CosyTech. Who the **** is CosyTech? We’ve been through a rough and intense 3 months, and we’ve never really had the time to stop and look back – nor time to explain or tell what has happened to us. We’d like to use this opportunity to express some of our thoughts by telling the story of how we came to be, what we’ve been through and what we’ve felt.
We started CosyTech briefly 3 months ago. 105 days ago, to be exact. This is not my first attempt on a venture, nor will it be the last – that’s for sure.
CosyTech started out like many other ideas out there, in a coffee shop with a couple of people. We didn’t know each other and we had just started studying innovation at the Oslo School of Management (Markedshøyskolen). We had been encouraged to start thinking about business ideas we wanted to chase throughout the semester.
“Wouldn’t it be cool if we had wristbands which automatically sends friend requests on Facebook when they touch?”
– Aleksander Owren asked in a sarcastic manner.
We actually experienced an epiphany from this “stupid idea”.
The natural next step was to start dig up everything we could find on NFC technology, to see if it was a feasible tech to play around with for this particular idea. Before we knew it, we had discovered so much about NFC that our initial idea had evolved into something else. Infact, it had pivoted about 4 times in a week. Such lean. Adaption was fast and vigorous. Intensity and engagement was high. We adapted to the point where we no longer saw the markets we aspired to disrupt. It was new turf. Unclaimed land. What we had did not exist.
When we applied to attend Web Summit’s Alpha Program, we hadn’t really thought everything through. Don’t get me wrong! Our idea was legit, but we didn’t even have a proof of concept. No graphical reference, no developers, just a handful of cash – that was supposed to be spent covering our school’s semester fee. It was one of our “fuck it” moments. I mean, it only took us two minutes to apply.

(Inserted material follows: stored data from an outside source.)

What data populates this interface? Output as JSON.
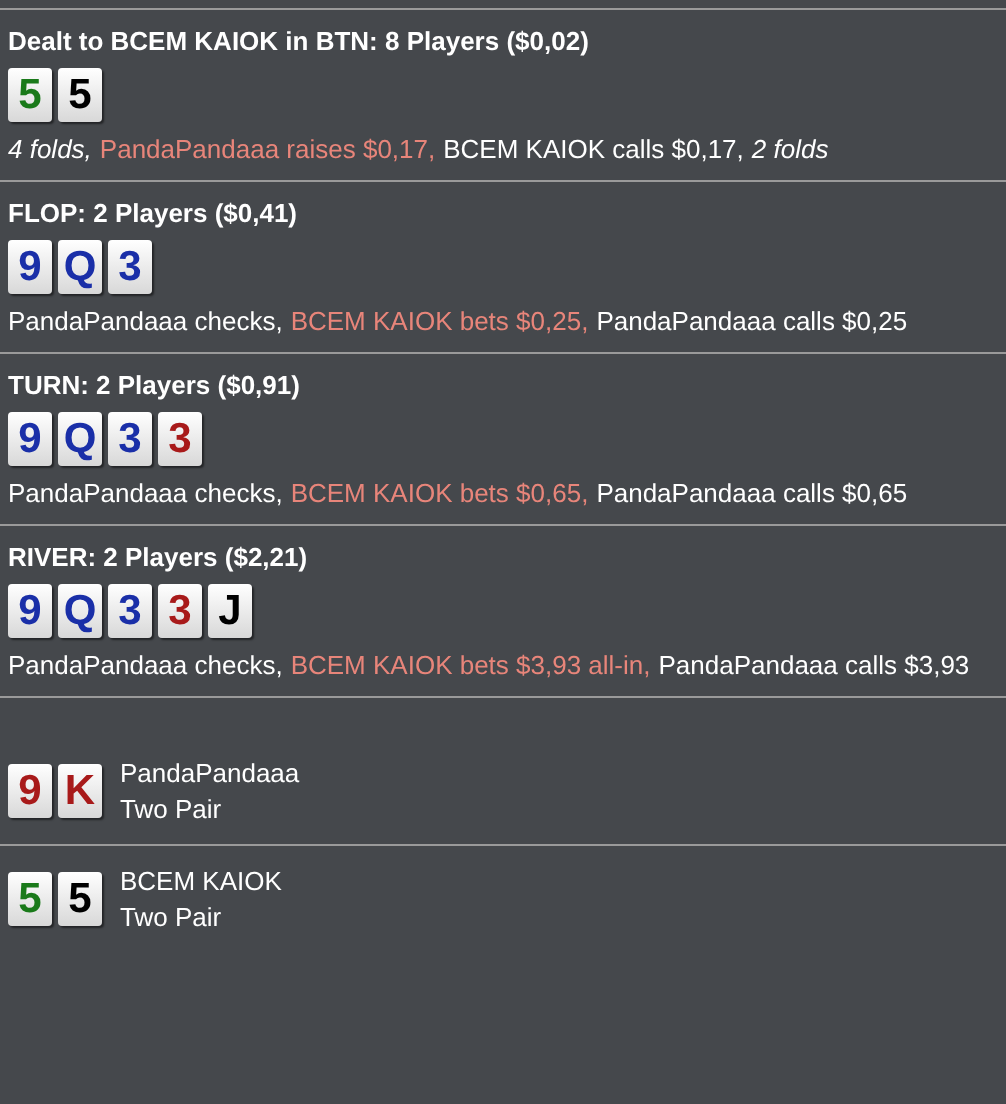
{
  "streets": [
    {
      "title": "Dealt to BCEM KAIOK in BTN: 8 Players ($0,02)",
      "cards": [
        {
          "rank": "5",
          "color": "#1a7a1a"
        },
        {
          "rank": "5",
          "color": "#000000"
        }
      ],
      "actions": [
        {
          "kind": "fold",
          "text": "4 folds,"
        },
        {
          "kind": "highlight",
          "text": "PandaPandaaa raises $0,17,"
        },
        {
          "kind": "plain",
          "text": "BCEM KAIOK calls $0,17,"
        },
        {
          "kind": "fold",
          "text": "2 folds"
        }
      ]
    },
    {
      "title": "FLOP: 2 Players ($0,41)",
      "cards": [
        {
          "rank": "9",
          "color": "#1a2fa8"
        },
        {
          "rank": "Q",
          "color": "#1a2fa8"
        },
        {
          "rank": "3",
          "color": "#1a2fa8"
        }
      ],
      "actions": [
        {
          "kind": "plain",
          "text": "PandaPandaaa checks,"
        },
        {
          "kind": "highlight",
          "text": "BCEM KAIOK bets $0,25,"
        },
        {
          "kind": "plain",
          "text": "PandaPandaaa calls $0,25"
        }
      ]
    },
    {
      "title": "TURN: 2 Players ($0,91)",
      "cards": [
        {
          "rank": "9",
          "color": "#1a2fa8"
        },
        {
          "rank": "Q",
          "color": "#1a2fa8"
        },
        {
          "rank": "3",
          "color": "#1a2fa8"
        },
        {
          "rank": "3",
          "color": "#a81a1a"
        }
      ],
      "actions": [
        {
          "kind": "plain",
          "text": "PandaPandaaa checks,"
        },
        {
          "kind": "highlight",
          "text": "BCEM KAIOK bets $0,65,"
        },
        {
          "kind": "plain",
          "text": "PandaPandaaa calls $0,65"
        }
      ]
    },
    {
      "title": "RIVER: 2 Players ($2,21)",
      "cards": [
        {
          "rank": "9",
          "color": "#1a2fa8"
        },
        {
          "rank": "Q",
          "color": "#1a2fa8"
        },
        {
          "rank": "3",
          "color": "#1a2fa8"
        },
        {
          "rank": "3",
          "color": "#a81a1a"
        },
        {
          "rank": "J",
          "color": "#000000"
        }
      ],
      "actions": [
        {
          "kind": "plain",
          "text": "PandaPandaaa checks,"
        },
        {
          "kind": "highlight",
          "text": "BCEM KAIOK bets $3,93 all-in,"
        },
        {
          "kind": "plain",
          "text": "PandaPandaaa calls $3,93"
        }
      ]
    }
  ],
  "showdown": [
    {
      "player": "PandaPandaaa",
      "hand": "Two Pair",
      "cards": [
        {
          "rank": "9",
          "color": "#a81a1a"
        },
        {
          "rank": "K",
          "color": "#a81a1a"
        }
      ]
    },
    {
      "player": "BCEM KAIOK",
      "hand": "Two Pair",
      "cards": [
        {
          "rank": "5",
          "color": "#1a7a1a"
        },
        {
          "rank": "5",
          "color": "#000000"
        }
      ]
    }
  ]
}
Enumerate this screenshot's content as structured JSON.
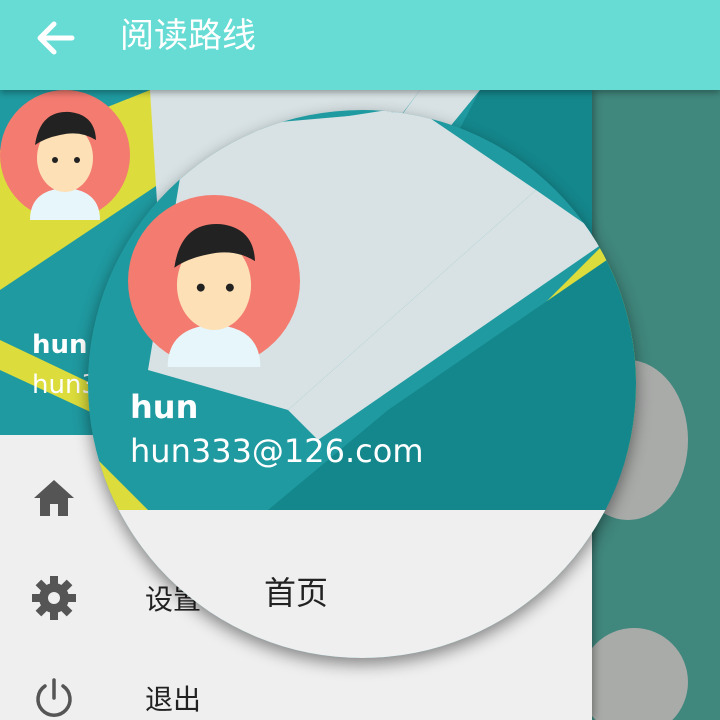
{
  "app": {
    "title": "阅读路线",
    "back_icon": "arrow-left-icon",
    "appbar_color": "#66dcd4"
  },
  "drawer": {
    "user": {
      "name": "hun",
      "email_partial": "hun3",
      "avatar_icon": "user-avatar"
    },
    "menu": [
      {
        "label": "首页",
        "icon": "home-icon"
      },
      {
        "label": "设置",
        "icon": "gear-icon"
      },
      {
        "label": "退出",
        "icon": "power-icon"
      }
    ]
  },
  "magnifier": {
    "name": "hun",
    "email": "hun333@126.com",
    "highlight_label": "首页"
  },
  "colors": {
    "header_teal": "#1f9aa0",
    "accent_yellow": "#dcdd3c",
    "background_dark_teal": "#40877d"
  }
}
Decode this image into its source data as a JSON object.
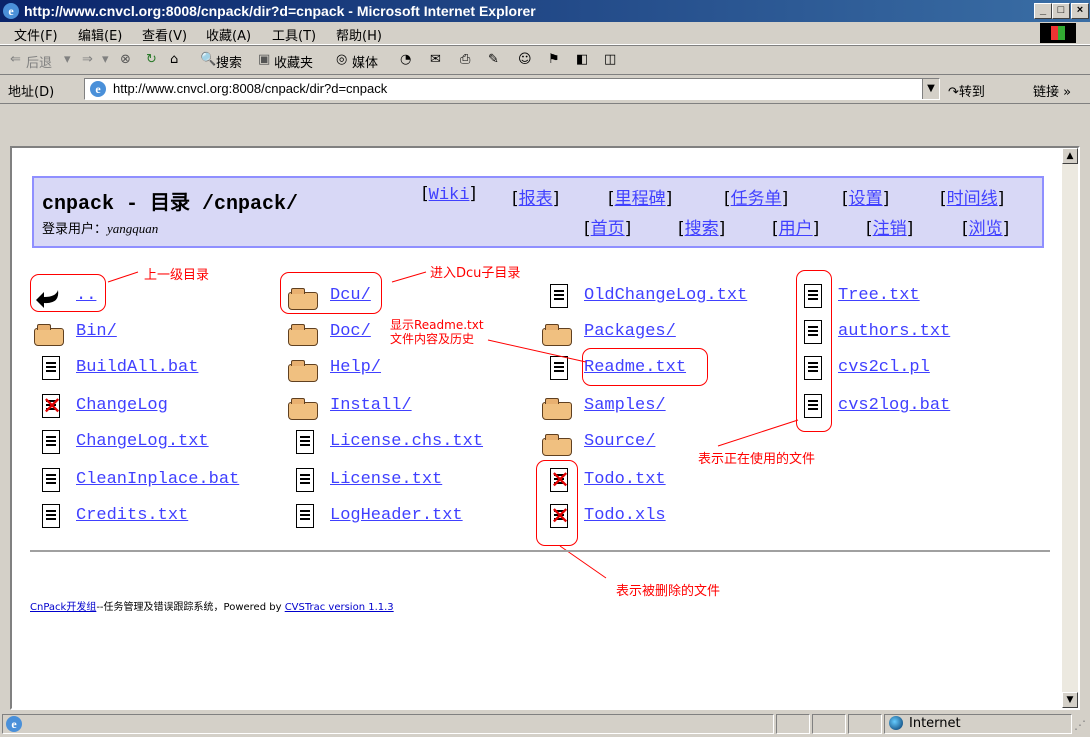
{
  "window": {
    "title": "http://www.cnvcl.org:8008/cnpack/dir?d=cnpack - Microsoft Internet Explorer",
    "min": "_",
    "max": "□",
    "close": "×"
  },
  "menu": {
    "items": [
      "文件(F)",
      "编辑(E)",
      "查看(V)",
      "收藏(A)",
      "工具(T)",
      "帮助(H)"
    ]
  },
  "toolbar": {
    "back": "后退",
    "search": "搜索",
    "favorites": "收藏夹",
    "media": "媒体"
  },
  "address": {
    "label": "地址(D)",
    "url": "http://www.cnvcl.org:8008/cnpack/dir?d=cnpack",
    "go": "转到",
    "links": "链接"
  },
  "header": {
    "title": "cnpack - 目录 /cnpack/",
    "login_label": "登录用户：",
    "login_user": "yangquan",
    "nav_row1": [
      "Wiki",
      "报表",
      "里程碑",
      "任务单",
      "设置",
      "时间线"
    ],
    "nav_row2": [
      "首页",
      "搜索",
      "用户",
      "注销",
      "浏览"
    ]
  },
  "files": {
    "col1": [
      {
        "name": "..",
        "type": "up"
      },
      {
        "name": "Bin/",
        "type": "folder"
      },
      {
        "name": "BuildAll.bat",
        "type": "file"
      },
      {
        "name": "ChangeLog",
        "type": "deleted"
      },
      {
        "name": "ChangeLog.txt",
        "type": "file"
      },
      {
        "name": "CleanInplace.bat",
        "type": "file"
      },
      {
        "name": "Credits.txt",
        "type": "file"
      }
    ],
    "col2": [
      {
        "name": "Dcu/",
        "type": "folder"
      },
      {
        "name": "Doc/",
        "type": "folder"
      },
      {
        "name": "Help/",
        "type": "folder"
      },
      {
        "name": "Install/",
        "type": "folder"
      },
      {
        "name": "License.chs.txt",
        "type": "file"
      },
      {
        "name": "License.txt",
        "type": "file"
      },
      {
        "name": "LogHeader.txt",
        "type": "file"
      }
    ],
    "col3": [
      {
        "name": "OldChangeLog.txt",
        "type": "file"
      },
      {
        "name": "Packages/",
        "type": "folder"
      },
      {
        "name": "Readme.txt",
        "type": "file"
      },
      {
        "name": "Samples/",
        "type": "folder"
      },
      {
        "name": "Source/",
        "type": "folder"
      },
      {
        "name": "Todo.txt",
        "type": "deleted"
      },
      {
        "name": "Todo.xls",
        "type": "deleted"
      }
    ],
    "col4": [
      {
        "name": "Tree.txt",
        "type": "file"
      },
      {
        "name": "authors.txt",
        "type": "file"
      },
      {
        "name": "cvs2cl.pl",
        "type": "file"
      },
      {
        "name": "cvs2log.bat",
        "type": "file"
      }
    ]
  },
  "annotations": {
    "up": "上一级目录",
    "dcu": "进入Dcu子目录",
    "readme_1": "显示Readme.txt",
    "readme_2": "文件内容及历史",
    "in_use": "表示正在使用的文件",
    "deleted": "表示被删除的文件"
  },
  "footer": {
    "link1": "CnPack开发组",
    "mid": "--任务管理及错误跟踪系统，Powered by ",
    "link2": "CVSTrac version 1.1.3"
  },
  "status": {
    "zone": "Internet"
  },
  "colors": {
    "link": "#4040ff",
    "header_bg": "#d8d8f6",
    "header_border": "#8f8fff",
    "annotation": "#ff0000"
  }
}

A week had passed when we got our first reply. I remember it well, because I read the email 6 or 7 times. They had wiped out 80% of the applications and we were still standing. 8 out of 10 had folded. Web Summit was the big blind, and it was our turn. We called the bet and wanted to see where it got us. Another two weeks had passed, interview process was done and we were waiting for Web Summit to bet. One day, whilst in a dialogue whether we wanted to fold or not, an email came in.
“Many thanks for speaking with my team over the past few weeks, great to hear what you guys are doing at CosyTech. We’ve had a huge number of applications, and have spent a great deal of time selecting the companies to join ALPHA.

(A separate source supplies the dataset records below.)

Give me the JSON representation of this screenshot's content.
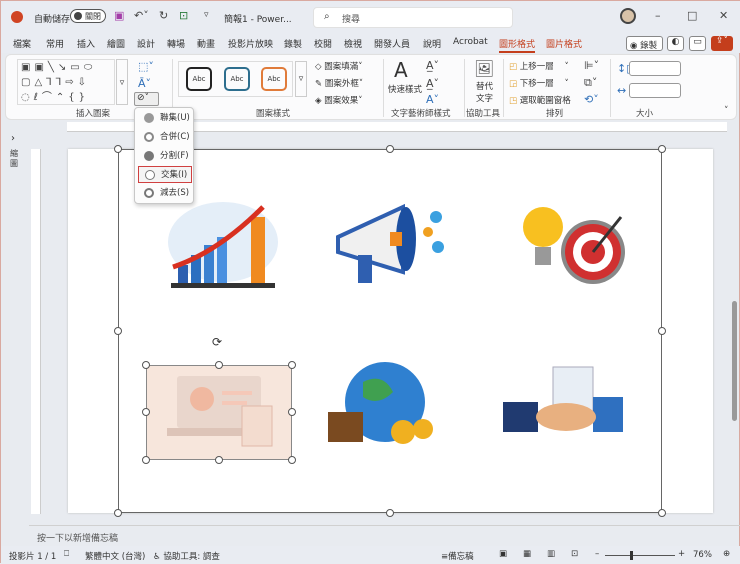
{
  "titlebar": {
    "autosave_label": "自動儲存",
    "autosave_state": "關閉",
    "doc_title": "簡報1 - Power...",
    "search_placeholder": "搜尋"
  },
  "tabs": [
    "檔案",
    "常用",
    "插入",
    "繪圖",
    "設計",
    "轉場",
    "動畫",
    "投影片放映",
    "錄製",
    "校閱",
    "檢視",
    "開發人員",
    "說明",
    "Acrobat",
    "圖形格式",
    "圖片格式"
  ],
  "active_tab": "圖形格式",
  "right_buttons": {
    "record": "錄製"
  },
  "ribbon": {
    "groups": {
      "insert_shapes": "插入圖案",
      "shape_styles": "圖案樣式",
      "wordart": "文字藝術師樣式",
      "accessibility": "協助工具",
      "arrange": "排列",
      "size": "大小"
    },
    "style_samples": [
      "Abc",
      "Abc",
      "Abc"
    ],
    "shape_fill": "圖案填滿",
    "shape_outline": "圖案外框",
    "shape_effects": "圖案效果",
    "quick_styles": "快速樣式",
    "alt_text": "替代\n文字",
    "alt_text_1": "替代",
    "alt_text_2": "文字",
    "bring_forward": "上移一層",
    "send_backward": "下移一層",
    "selection_pane": "選取範圍窗格",
    "height_value": "",
    "width_value": ""
  },
  "merge_menu": {
    "items": [
      {
        "label": "聯集(U)"
      },
      {
        "label": "合併(C)"
      },
      {
        "label": "分割(F)"
      },
      {
        "label": "交集(I)",
        "highlighted": true
      },
      {
        "label": "減去(S)"
      }
    ]
  },
  "sidebar": {
    "label": "縮圖"
  },
  "notes": {
    "placeholder": "按一下以新增備忘稿"
  },
  "status": {
    "slide": "投影片 1 / 1",
    "language": "繁體中文 (台灣)",
    "accessibility": "協助工具: 調查",
    "notes_btn": "備忘稿",
    "zoom": "76%",
    "zoom_percent": 76
  },
  "colors": {
    "accent": "#c43e1c",
    "highlight_border": "#d04040"
  }
}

As you know, we can’t invite everyone.
However, I’m happy to say that it seems CosyTech are a good fit for ALPHA, the early stage track at Web Summit.”

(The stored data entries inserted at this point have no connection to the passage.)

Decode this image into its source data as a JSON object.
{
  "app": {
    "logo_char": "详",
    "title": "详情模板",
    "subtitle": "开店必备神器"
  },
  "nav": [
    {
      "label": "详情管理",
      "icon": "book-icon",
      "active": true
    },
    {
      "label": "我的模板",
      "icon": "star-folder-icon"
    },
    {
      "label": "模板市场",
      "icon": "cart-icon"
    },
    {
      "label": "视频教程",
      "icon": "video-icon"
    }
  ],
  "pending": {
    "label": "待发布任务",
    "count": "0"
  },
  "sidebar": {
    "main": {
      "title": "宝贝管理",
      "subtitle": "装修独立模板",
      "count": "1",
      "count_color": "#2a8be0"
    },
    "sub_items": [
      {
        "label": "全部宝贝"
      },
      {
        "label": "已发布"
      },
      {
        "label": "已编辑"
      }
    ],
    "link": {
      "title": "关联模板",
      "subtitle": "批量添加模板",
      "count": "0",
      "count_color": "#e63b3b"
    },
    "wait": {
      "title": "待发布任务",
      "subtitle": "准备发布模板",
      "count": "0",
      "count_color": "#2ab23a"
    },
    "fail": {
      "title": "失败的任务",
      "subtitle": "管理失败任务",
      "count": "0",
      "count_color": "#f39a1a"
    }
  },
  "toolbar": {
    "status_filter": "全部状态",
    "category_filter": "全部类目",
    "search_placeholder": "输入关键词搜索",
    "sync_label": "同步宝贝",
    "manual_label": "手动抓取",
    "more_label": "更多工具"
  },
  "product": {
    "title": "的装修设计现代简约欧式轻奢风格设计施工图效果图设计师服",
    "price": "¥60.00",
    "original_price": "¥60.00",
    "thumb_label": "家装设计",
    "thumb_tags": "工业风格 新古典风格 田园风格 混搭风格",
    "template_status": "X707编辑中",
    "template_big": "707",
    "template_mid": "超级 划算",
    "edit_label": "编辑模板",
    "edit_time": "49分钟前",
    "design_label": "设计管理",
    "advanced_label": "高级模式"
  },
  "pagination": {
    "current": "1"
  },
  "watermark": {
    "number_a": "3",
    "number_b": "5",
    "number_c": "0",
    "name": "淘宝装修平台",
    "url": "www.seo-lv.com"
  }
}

The heart rocketed to the throat. Web Summit raised the bet so much we wouldn’t be able to call it. Was it an opportunity? Did we want to prove a better hand? Should we go all-in? We didn’t know any of the tricks. We were just students, right? We weren’t supposed to play in the big league. How could we ever hope to win without being able to match the bets on the table? At that point, there was another “fuck it” moment. We went all in. We put everything on the table. Semester cash, jobs, studies, social lives, everything – we threw it all on the table to match the bet. On that day, 16th of September 11:46AM – we decided to win. To make it.
Consequences had to be dealt with later.